#50 『鳥居』

 子供の保育園仲間であるママさん達と、子連れで散歩をしていた時の事。

 少し高台に位置する場所に、とても綺麗な神社があると言うので行ってみた。行くまでの上り坂と神社手前の石段がとても急で難儀はしたが、登ってみると確かにそこは手入れの行き届いている美しい神社であった。

 中でも目を惹くのが、同じ形のものが十数個も連なる鳥居で、思わず誰もがスマホを取り出し撮影したくなるほどに“映える”場所であった。

 子供達もそんな鳥居を面白いと思ったのか、四人でその鳥居の柱の間を縫うようにしてジグザグに走り始めた。「危ないよ」と言う私達の声などまるで耳には届いてない様子で、きゃあきゃあと言いながら一番奥まで走り切る。

 そこで気が付いた。一人足りない。確かに鳥居の間を走り始めた時は四人だったのに、戻って来たのはたった三人。一体どのタイミングなのだろうか、私達の見ている前で一人の子供が消えてしまったのだ。

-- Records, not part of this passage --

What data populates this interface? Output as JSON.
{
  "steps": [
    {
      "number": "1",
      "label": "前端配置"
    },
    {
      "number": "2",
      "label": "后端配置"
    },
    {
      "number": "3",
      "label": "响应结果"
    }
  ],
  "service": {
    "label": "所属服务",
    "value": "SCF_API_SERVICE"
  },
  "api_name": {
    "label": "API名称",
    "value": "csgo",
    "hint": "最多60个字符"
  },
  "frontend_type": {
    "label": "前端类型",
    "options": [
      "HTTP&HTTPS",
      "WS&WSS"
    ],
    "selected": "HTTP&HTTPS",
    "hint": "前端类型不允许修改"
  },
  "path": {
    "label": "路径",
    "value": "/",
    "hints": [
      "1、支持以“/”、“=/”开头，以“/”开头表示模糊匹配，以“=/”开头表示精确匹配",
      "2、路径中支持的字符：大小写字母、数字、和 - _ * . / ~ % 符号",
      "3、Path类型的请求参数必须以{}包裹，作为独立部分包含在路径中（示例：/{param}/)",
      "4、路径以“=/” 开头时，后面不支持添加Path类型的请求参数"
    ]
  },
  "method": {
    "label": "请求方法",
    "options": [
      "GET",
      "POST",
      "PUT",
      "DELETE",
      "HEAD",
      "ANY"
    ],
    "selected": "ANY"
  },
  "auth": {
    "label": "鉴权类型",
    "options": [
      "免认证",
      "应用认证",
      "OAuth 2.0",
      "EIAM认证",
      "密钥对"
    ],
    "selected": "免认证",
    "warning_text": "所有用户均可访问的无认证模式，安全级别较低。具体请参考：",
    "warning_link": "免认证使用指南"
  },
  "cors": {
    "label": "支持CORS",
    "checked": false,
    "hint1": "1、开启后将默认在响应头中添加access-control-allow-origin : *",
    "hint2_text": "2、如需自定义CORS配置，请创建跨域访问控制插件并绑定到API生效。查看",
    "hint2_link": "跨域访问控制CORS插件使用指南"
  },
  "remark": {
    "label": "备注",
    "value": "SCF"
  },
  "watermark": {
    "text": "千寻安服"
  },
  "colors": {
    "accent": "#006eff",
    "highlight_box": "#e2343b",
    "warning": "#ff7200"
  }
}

 慌ててその子の名前を呼び、辺りを探す。そんな私達に気付いたのか、社務所より神主さんが駆けつけて来てくれた。そうして神主さんは鳥居の真ん中辺りまで行き、一本の柱に顔を近づけると、大声で何かを話し始めた。

 やがてその神主さんの真横から、湧き出るようにしていなくなった子供が現れた。神主さんいわく、「さっきとは逆方向に縫って走って来なさい」と伝えたのだそうな。

 鳥居は“境界”である。連続した鳥居は、連続した世界の境界線であると神主さんは教えてくれた。

「本当はこの隙間を覗くのだって危険なんだよ」

 以来、私はどの神社に行っても、鳥居の付近ではよそ見をしなくなった。